Here is a wordle followed by the full text…

Fr Bernard Lynch's open letter to the Holy Father in London 18 September 2010.

Dear Holy Father,

Fr Bernard Lynch

Welcome to the United Kingdom. I am one of your fellow priests who have served in the Catholic Church for the past thirty nine years. I welcome you as an openly gay Roman Catholic priest.

I became openly gay after you, as Cardinal Ratzinger in 1986 issued the document ‘On the Pastoral Care of Homosexual People.’ At that time, I was overwhelmed by the pastoral care of my gay brothers in New York City as they faced death from HIV and AIDS. As a member of the Mayor of New York’s Task Force on AIDS – (The Honorable Edward Koch) — I founded an AIDS Ministry in the city in 1981 to care for the sick and dying. Six hundred of the men who got sick and died were young and fellow Catholics. I was their priest. In 1992 I came to this country to continue the same work through CARA and London Light House with an Anglican priest the late Father David Randall.

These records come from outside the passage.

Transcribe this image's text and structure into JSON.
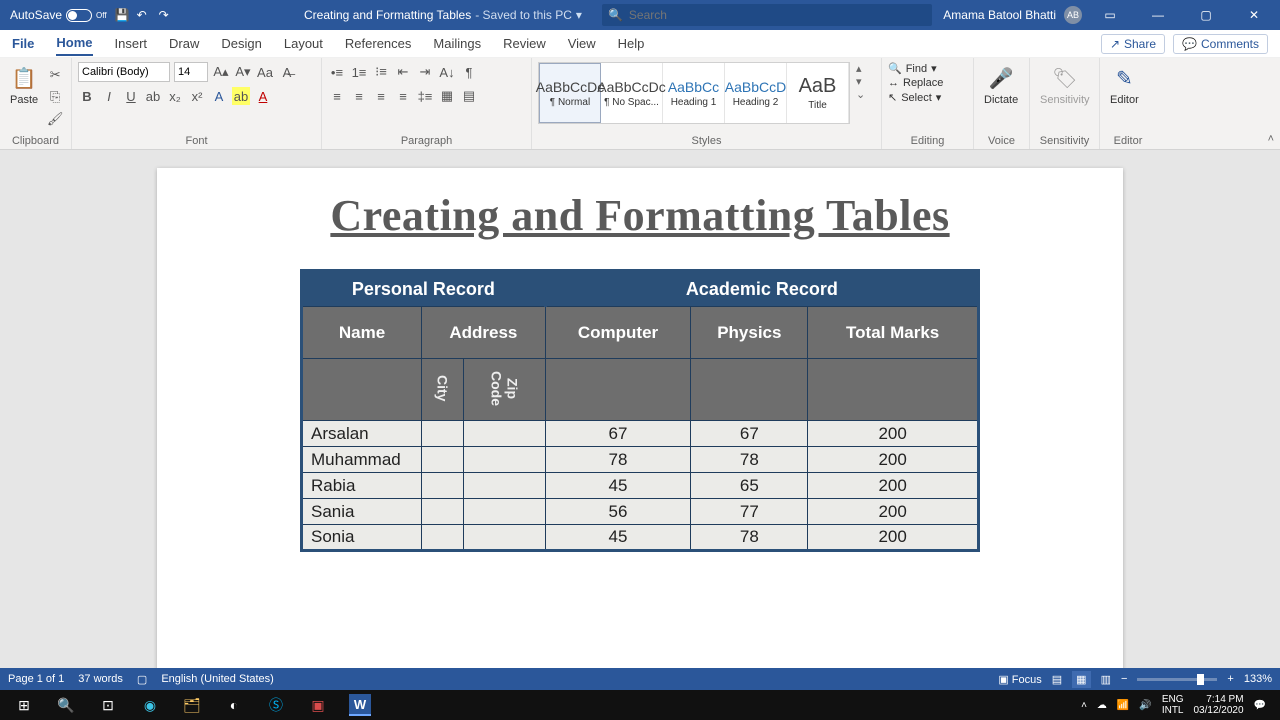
{
  "titlebar": {
    "autosave": "AutoSave",
    "autosave_state": "Off",
    "doc_title": "Creating and Formatting Tables",
    "saved_status": " - Saved to this PC",
    "search_placeholder": "Search",
    "user_name": "Amama Batool Bhatti",
    "user_initials": "AB"
  },
  "menu": {
    "file": "File",
    "home": "Home",
    "insert": "Insert",
    "draw": "Draw",
    "design": "Design",
    "layout": "Layout",
    "references": "References",
    "mailings": "Mailings",
    "review": "Review",
    "view": "View",
    "help": "Help",
    "share": "Share",
    "comments": "Comments"
  },
  "ribbon": {
    "clipboard": "Clipboard",
    "paste": "Paste",
    "font": "Font",
    "font_name": "Calibri (Body)",
    "font_size": "14",
    "paragraph": "Paragraph",
    "styles": "Styles",
    "style_preview": "AaBbCcDc",
    "style_preview_big": "AaB",
    "style_normal": "¶ Normal",
    "style_nospace": "¶ No Spac...",
    "style_h1_prev": "AaBbCc",
    "style_h1": "Heading 1",
    "style_h2_prev": "AaBbCcD",
    "style_h2": "Heading 2",
    "style_title": "Title",
    "editing": "Editing",
    "find": "Find",
    "replace": "Replace",
    "select": "Select",
    "voice": "Voice",
    "dictate": "Dictate",
    "sensitivity": "Sensitivity",
    "sensitivity_btn": "Sensitivity",
    "editor": "Editor",
    "editor_btn": "Editor"
  },
  "document": {
    "heading": "Creating and Formatting Tables",
    "table": {
      "header_groups": [
        "Personal Record",
        "Academic Record"
      ],
      "sub_headers": [
        "Name",
        "Address",
        "Computer",
        "Physics",
        "Total Marks"
      ],
      "address_sub": [
        "City",
        "Zip Code"
      ],
      "rows": [
        {
          "name": "Arsalan",
          "city": "",
          "zip": "",
          "computer": "67",
          "physics": "67",
          "total": "200"
        },
        {
          "name": "Muhammad",
          "city": "",
          "zip": "",
          "computer": "78",
          "physics": "78",
          "total": "200"
        },
        {
          "name": "Rabia",
          "city": "",
          "zip": "",
          "computer": "45",
          "physics": "65",
          "total": "200"
        },
        {
          "name": "Sania",
          "city": "",
          "zip": "",
          "computer": "56",
          "physics": "77",
          "total": "200"
        },
        {
          "name": "Sonia",
          "city": "",
          "zip": "",
          "computer": "45",
          "physics": "78",
          "total": "200"
        }
      ]
    }
  },
  "statusbar": {
    "page": "Page 1 of 1",
    "words": "37 words",
    "lang": "English (United States)",
    "focus": "Focus",
    "zoom": "133%"
  },
  "taskbar": {
    "lang1": "ENG",
    "lang2": "INTL",
    "time": "7:14 PM",
    "date": "03/12/2020"
  }
}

At the height of the Plague years your Holiness’s ‘Pastoral Care’ document told us as LGBT people that we are ‘disordered in our nature’ and ‘evil in our love’ and the typical violence committed against us as ‘understandable if not acceptable.’ I was shocked and scandalised. I did not understand then and now how such teachings are consonant with the unconditional love of God given to us in Jesus Christ.

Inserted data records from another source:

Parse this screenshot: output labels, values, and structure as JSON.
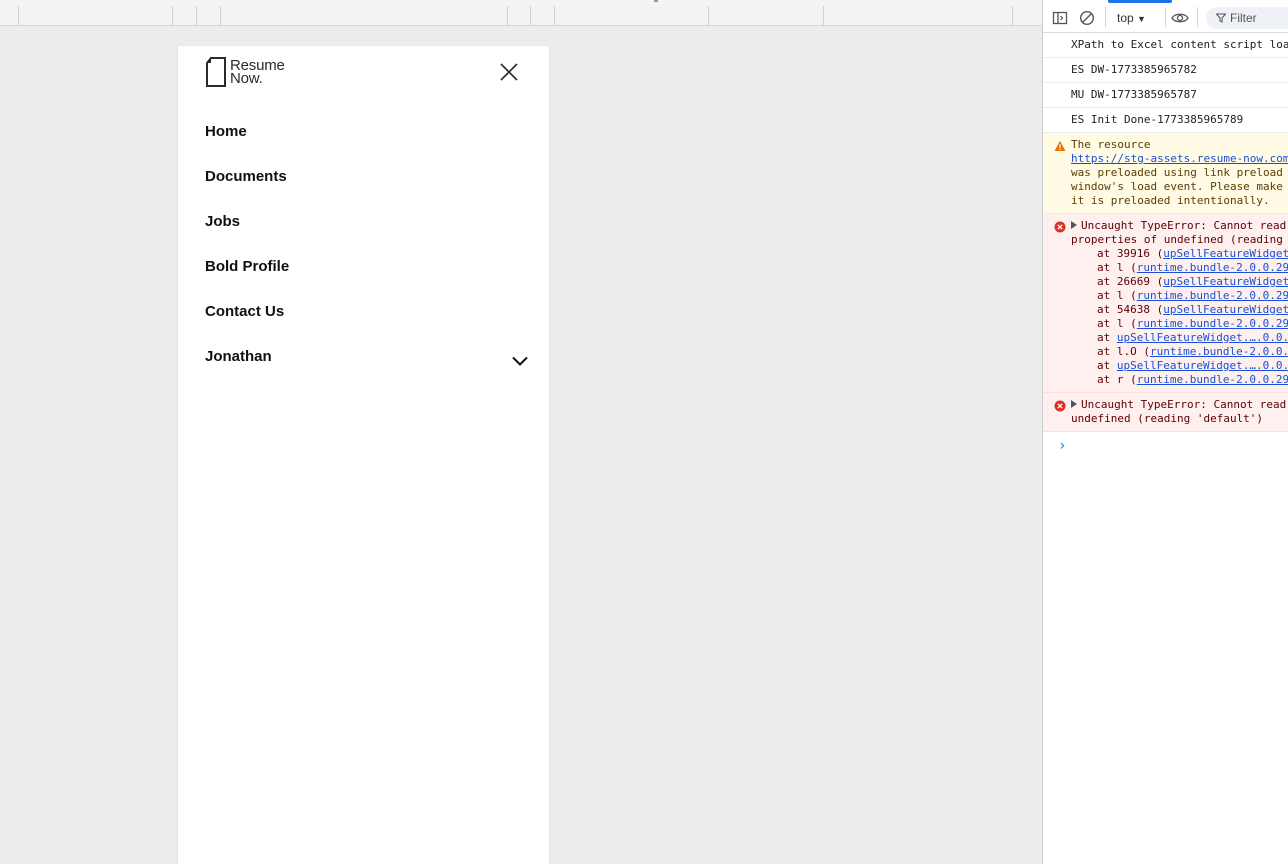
{
  "site": {
    "logo_line1": "Resume",
    "logo_line2": "Now.",
    "nav_items": [
      "Home",
      "Documents",
      "Jobs",
      "Bold Profile",
      "Contact Us",
      "Jonathan"
    ]
  },
  "devtools": {
    "context": "top",
    "filter_placeholder": "Filter",
    "logs": [
      {
        "type": "info",
        "lines": [
          "XPath to Excel content script loa"
        ]
      },
      {
        "type": "info",
        "lines": [
          "ES DW-1773385965782"
        ]
      },
      {
        "type": "info",
        "lines": [
          "MU DW-1773385965787"
        ]
      },
      {
        "type": "info",
        "lines": [
          "ES Init Done-1773385965789"
        ]
      }
    ],
    "warning": {
      "line1": "The resource",
      "link": "https://stg-assets.resume-now.com",
      "line3": "was preloaded using link preload",
      "line4": "window's load event. Please make",
      "line5": "it is preloaded intentionally."
    },
    "error1": {
      "head1": "Uncaught TypeError: Cannot read",
      "head2": "properties of undefined (reading",
      "stack": [
        {
          "pre": "at 39916 (",
          "link": "upSellFeatureWidget"
        },
        {
          "pre": "at l (",
          "link": "runtime.bundle-2.0.0.29"
        },
        {
          "pre": "at 26669 (",
          "link": "upSellFeatureWidget"
        },
        {
          "pre": "at l (",
          "link": "runtime.bundle-2.0.0.29"
        },
        {
          "pre": "at 54638 (",
          "link": "upSellFeatureWidget"
        },
        {
          "pre": "at l (",
          "link": "runtime.bundle-2.0.0.29"
        },
        {
          "pre": "at ",
          "link": "upSellFeatureWidget.….0.0."
        },
        {
          "pre": "at l.O (",
          "link": "runtime.bundle-2.0.0."
        },
        {
          "pre": "at ",
          "link": "upSellFeatureWidget.….0.0."
        },
        {
          "pre": "at r (",
          "link": "runtime.bundle-2.0.0.29"
        }
      ]
    },
    "error2": {
      "head1": "Uncaught TypeError: Cannot read",
      "head2": "undefined (reading 'default')"
    },
    "prompt": "›"
  },
  "colors": {
    "accent": "#1a73e8",
    "error_bg": "#fff0f0",
    "warning_bg": "#fffbe5"
  }
}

Many of the people in my care died in despair as a direct result of this document written by you. Its effect not only reverberated around the Catholic world but far beyond. Your teachings I know were and are used — both within the Catholic Church and outside of it — as a baton to attack every human and civil right sought after by LGBT people. (One of the most painful consequences for me as priest was that many of my fellow priests dying of HIV/AIDS, on hearing the teaching lost all faith in a loving God. This happened after a life time of devoted and dedicated service to our Church.) Surely we who are LGBT people deserve better. It is a sad irony that as Catholic Christians we depend on the secular authorities of the State to mirror God’s justice for us. The Church authorities under your leadership stymie every attempt made by us as LGBT people to claim under the law our most basic human dignity.

This cannot be right. The Gospel message we share with people of good will is that all people are created equal: Women and men; Black and White; Gay and Straight; Believer and non Believer alike. If an all loving God exists – and I believe He /She does – then I think it is us believers who may be most shocked that those secular non believing humanists, who spared no price and counted no cost in the pursuit of justice for all, will be the ones first in His Love. I pray that your visit to the United Kingdom will enable and empower you to make the co-equality of people the litmus test of your own faith.

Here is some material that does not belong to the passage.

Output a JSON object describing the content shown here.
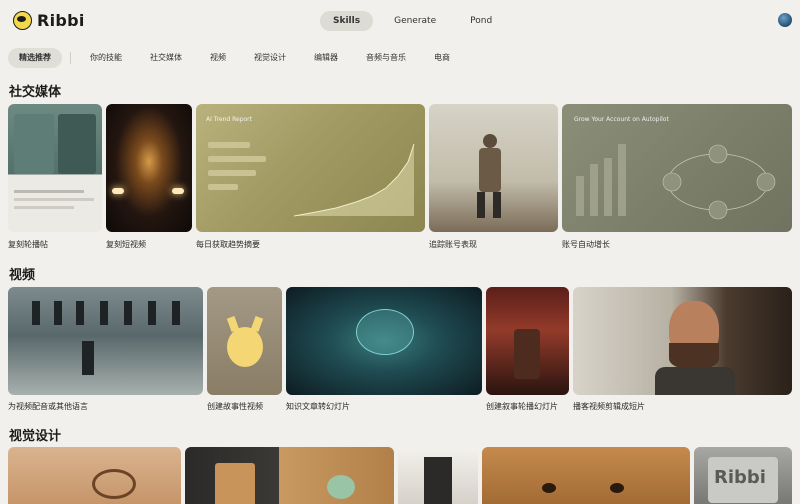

Justice demands that I speak out. ‘Silence equals death’ as my friend and fellow activist Larry Kramer said at the height of the AIDS pandemic. I speak not only for the living but most especially for those thousands of gay men who died in despair as a direct result of your Holiness’s words. This gross injustice towards my gay brothers dying of HIV/AIDS must not be forgotten. Those of us spared death at the height of the pandemic have the memory of our dying brothers indelibly marked on every bone in the soul of our bodies. We cannot forget. We shall never forget. We cannot be silent. The devastation is and will always be in us. We shall never heal from all that we have come through. We have in fact become what we are – and we are here today — to help keep the fallen alive.

As my Pope, I welcome you. I welcome you with hope that you ask forgiveness of those whom your words drove to despair. Most importantly I ask — I beg you in fact — to change immediately this totally dehumanising teaching. Thank you.